Auch weiter im Süden haben die Russen komplexe Verteidigungslinien mit Minenfeldern und Drachenzähnen errichtet, vor allem in der Gegend von Melitopol, Berdjansk und Mariupol. Aus gutem Grund: Sollten die Ukrainer Melitopol oder Berdjansk erobern, könnten sie die russischen Versorgungswege, die von der Krim in die Südukraine führen, beschiessen und kapern. Dann hätten die Russen den Krieg wohl verloren.
Der jüngste ukrainische Raketenangriff auf Sewastopol bringt zwar fette Schlagzeilen, wird aber in Washington mit Skepsis beurteilt. Für einige Militärs und Beamte der Biden-Regierung sind diese ukrainischen Angriffe auf die Krim bestenfalls eine Ablenkung und schlimmstenfalls eine Verschwendung von Ressourcen.
Die Ukraine laufe Gefahr, auf mehreren Angriffsachsen zerrieben zu werden. Entscheidendes habe der Angriff auf das Hauptquartier der Schwarzmeerflotte in Sewastopol nicht gebracht, sagte ein hoher US-Verteidigungsbeamter gegenüber CNN. «Und es wäre wahrscheinlich für alle besser, wenn sich die Ukrainer auf die Gegenoffensive konzentrieren würden.»
Irgendwann. Vielleicht. Hoffentlich.
Sollte es einigen ukrainischen Panzern und Infanterie-Einheiten tatsächlich gelungen sein, die erste Verteidigungslinie der Russen überwunden zu haben, werden sie jetzt auf das drei Kilometer südlich von Robotyne liegende, strategisch wichtige Dorf Nowoprokopiwka zusteuern. Nächstes Ziel wäre die Stadt Tokmak. Doch dafür braucht es mehr Panzer, mehr Infanterie und mehr schweres Gerät.
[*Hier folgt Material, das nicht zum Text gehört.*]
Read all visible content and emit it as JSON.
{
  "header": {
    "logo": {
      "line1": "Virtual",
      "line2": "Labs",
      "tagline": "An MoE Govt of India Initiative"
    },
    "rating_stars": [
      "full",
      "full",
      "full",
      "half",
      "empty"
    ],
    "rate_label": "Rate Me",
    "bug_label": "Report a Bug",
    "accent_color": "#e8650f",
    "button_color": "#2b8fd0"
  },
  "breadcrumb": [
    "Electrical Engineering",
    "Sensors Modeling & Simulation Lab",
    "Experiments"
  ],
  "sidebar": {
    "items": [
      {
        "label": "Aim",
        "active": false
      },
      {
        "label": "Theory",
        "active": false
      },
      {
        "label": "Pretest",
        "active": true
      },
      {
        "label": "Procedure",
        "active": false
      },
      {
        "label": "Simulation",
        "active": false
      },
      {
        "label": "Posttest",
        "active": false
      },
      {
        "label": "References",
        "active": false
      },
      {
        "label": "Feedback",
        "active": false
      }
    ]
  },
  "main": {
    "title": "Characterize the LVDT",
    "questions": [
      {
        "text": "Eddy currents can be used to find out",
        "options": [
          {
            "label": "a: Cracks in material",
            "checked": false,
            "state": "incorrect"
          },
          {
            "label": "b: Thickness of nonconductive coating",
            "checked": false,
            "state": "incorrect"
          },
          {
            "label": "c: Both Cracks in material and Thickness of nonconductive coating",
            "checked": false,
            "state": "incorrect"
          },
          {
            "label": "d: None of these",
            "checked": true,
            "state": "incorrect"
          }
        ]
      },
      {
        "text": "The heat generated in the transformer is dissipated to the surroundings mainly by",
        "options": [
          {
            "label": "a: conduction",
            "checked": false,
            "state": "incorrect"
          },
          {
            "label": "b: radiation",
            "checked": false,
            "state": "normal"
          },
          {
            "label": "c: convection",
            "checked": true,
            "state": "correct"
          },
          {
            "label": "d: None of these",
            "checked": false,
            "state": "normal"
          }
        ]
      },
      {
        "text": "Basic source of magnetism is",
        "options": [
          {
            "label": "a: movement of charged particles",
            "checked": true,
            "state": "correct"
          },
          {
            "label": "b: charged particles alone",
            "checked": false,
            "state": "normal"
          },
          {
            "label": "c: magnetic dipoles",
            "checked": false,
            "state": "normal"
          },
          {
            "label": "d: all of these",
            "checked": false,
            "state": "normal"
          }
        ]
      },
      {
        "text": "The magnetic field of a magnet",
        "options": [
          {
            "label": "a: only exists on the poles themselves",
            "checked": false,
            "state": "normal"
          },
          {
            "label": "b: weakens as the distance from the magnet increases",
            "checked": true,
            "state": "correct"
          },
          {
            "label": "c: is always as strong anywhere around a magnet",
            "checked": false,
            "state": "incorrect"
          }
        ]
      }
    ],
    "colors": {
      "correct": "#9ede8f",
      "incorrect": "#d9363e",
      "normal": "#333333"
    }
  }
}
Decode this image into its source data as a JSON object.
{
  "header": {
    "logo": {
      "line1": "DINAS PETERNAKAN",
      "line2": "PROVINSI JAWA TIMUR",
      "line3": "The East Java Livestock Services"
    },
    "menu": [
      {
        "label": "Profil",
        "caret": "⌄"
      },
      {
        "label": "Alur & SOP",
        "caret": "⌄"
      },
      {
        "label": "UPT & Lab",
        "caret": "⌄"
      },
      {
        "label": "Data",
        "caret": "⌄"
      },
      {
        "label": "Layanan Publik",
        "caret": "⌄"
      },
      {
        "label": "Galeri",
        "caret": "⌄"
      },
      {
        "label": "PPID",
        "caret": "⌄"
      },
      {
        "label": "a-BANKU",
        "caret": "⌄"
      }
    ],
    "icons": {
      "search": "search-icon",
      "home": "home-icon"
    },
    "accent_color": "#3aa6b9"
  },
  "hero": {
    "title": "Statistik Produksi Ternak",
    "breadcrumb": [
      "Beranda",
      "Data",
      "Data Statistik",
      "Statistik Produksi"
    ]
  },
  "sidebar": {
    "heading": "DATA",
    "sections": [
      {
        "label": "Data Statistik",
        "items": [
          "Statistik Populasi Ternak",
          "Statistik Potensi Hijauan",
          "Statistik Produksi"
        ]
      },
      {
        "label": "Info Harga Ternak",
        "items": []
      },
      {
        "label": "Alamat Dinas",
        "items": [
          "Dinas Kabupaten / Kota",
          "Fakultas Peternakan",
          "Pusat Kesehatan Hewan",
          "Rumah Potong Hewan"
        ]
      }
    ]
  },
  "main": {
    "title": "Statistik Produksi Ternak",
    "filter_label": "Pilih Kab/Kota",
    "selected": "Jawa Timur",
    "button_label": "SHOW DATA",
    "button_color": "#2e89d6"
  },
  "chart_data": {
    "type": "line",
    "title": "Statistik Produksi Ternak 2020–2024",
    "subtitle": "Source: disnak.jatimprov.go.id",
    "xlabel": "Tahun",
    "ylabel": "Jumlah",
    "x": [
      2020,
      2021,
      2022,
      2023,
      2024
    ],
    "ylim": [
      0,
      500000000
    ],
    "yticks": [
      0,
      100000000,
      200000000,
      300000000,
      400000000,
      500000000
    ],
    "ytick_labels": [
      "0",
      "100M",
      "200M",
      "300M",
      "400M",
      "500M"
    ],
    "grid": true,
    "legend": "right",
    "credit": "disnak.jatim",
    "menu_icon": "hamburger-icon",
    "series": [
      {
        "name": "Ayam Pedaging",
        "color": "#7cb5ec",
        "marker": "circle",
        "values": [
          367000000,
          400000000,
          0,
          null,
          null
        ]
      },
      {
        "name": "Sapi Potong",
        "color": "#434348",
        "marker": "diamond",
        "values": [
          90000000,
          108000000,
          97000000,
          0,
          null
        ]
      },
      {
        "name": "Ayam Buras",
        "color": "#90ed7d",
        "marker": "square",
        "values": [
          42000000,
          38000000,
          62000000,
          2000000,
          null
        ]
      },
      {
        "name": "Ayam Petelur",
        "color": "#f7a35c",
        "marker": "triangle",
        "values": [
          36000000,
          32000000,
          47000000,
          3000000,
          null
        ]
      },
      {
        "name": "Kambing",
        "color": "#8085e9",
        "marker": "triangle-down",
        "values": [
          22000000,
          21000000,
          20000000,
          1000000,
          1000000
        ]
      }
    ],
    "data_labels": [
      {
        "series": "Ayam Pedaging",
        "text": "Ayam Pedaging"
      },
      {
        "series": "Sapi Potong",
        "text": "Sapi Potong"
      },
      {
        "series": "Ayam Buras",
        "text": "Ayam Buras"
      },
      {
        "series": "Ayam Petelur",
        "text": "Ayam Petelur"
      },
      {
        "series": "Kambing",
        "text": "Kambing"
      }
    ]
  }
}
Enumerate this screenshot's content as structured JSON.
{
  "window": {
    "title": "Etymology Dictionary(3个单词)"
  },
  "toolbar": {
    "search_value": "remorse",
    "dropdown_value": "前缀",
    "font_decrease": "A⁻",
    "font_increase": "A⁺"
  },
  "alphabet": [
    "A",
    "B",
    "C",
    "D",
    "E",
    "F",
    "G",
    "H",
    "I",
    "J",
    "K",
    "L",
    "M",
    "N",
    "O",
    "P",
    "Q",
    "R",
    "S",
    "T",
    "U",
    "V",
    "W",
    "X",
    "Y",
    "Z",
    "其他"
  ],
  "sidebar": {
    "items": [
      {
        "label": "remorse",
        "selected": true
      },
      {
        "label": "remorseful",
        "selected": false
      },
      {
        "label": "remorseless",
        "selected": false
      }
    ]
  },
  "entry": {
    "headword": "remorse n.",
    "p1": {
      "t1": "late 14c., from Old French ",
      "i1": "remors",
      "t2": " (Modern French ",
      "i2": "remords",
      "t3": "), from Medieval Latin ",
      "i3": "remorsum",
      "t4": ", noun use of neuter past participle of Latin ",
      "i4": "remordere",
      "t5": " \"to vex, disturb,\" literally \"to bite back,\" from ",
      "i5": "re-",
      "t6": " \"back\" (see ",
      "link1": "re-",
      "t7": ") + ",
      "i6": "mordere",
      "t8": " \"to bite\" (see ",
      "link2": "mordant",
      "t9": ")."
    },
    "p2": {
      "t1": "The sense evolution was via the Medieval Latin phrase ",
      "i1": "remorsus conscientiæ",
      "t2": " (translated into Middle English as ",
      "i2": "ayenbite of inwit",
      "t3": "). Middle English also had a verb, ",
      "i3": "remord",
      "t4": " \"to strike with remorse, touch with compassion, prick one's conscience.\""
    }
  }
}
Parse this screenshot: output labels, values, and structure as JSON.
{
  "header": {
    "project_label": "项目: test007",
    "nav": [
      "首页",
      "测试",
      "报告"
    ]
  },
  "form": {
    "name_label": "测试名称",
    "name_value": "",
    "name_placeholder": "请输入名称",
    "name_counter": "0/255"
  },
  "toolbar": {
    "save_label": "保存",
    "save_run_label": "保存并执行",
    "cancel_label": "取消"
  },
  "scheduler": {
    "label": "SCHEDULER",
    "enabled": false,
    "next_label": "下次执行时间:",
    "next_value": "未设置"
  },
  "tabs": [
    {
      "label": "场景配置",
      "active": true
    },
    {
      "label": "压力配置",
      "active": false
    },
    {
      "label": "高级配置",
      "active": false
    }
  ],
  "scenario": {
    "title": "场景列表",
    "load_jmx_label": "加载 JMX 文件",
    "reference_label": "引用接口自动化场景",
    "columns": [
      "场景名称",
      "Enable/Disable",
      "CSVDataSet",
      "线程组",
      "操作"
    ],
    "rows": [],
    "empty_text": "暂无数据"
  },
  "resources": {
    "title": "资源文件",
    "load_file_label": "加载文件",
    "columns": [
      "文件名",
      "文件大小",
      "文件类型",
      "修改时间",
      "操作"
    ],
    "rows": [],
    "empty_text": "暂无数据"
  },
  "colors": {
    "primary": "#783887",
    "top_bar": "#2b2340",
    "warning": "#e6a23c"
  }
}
Obwohl die Breschen, die die Ukrainer bei Robotyne und Welyka Nowosila geschlagen haben, pausenlos von russischen Raketen und Artillerie beschossen werden, sind die Ukrainer dabei, diese Öffnungen auszubauen und zu verbreitern, damit sie von Panzern und schwerem Material benutzt werden können. Nur wenn das gelingt, wird die ukrainische Gegenoffensive im Süden erfolgreich sein. Irgendwann. Vielleicht. Hoffentlich.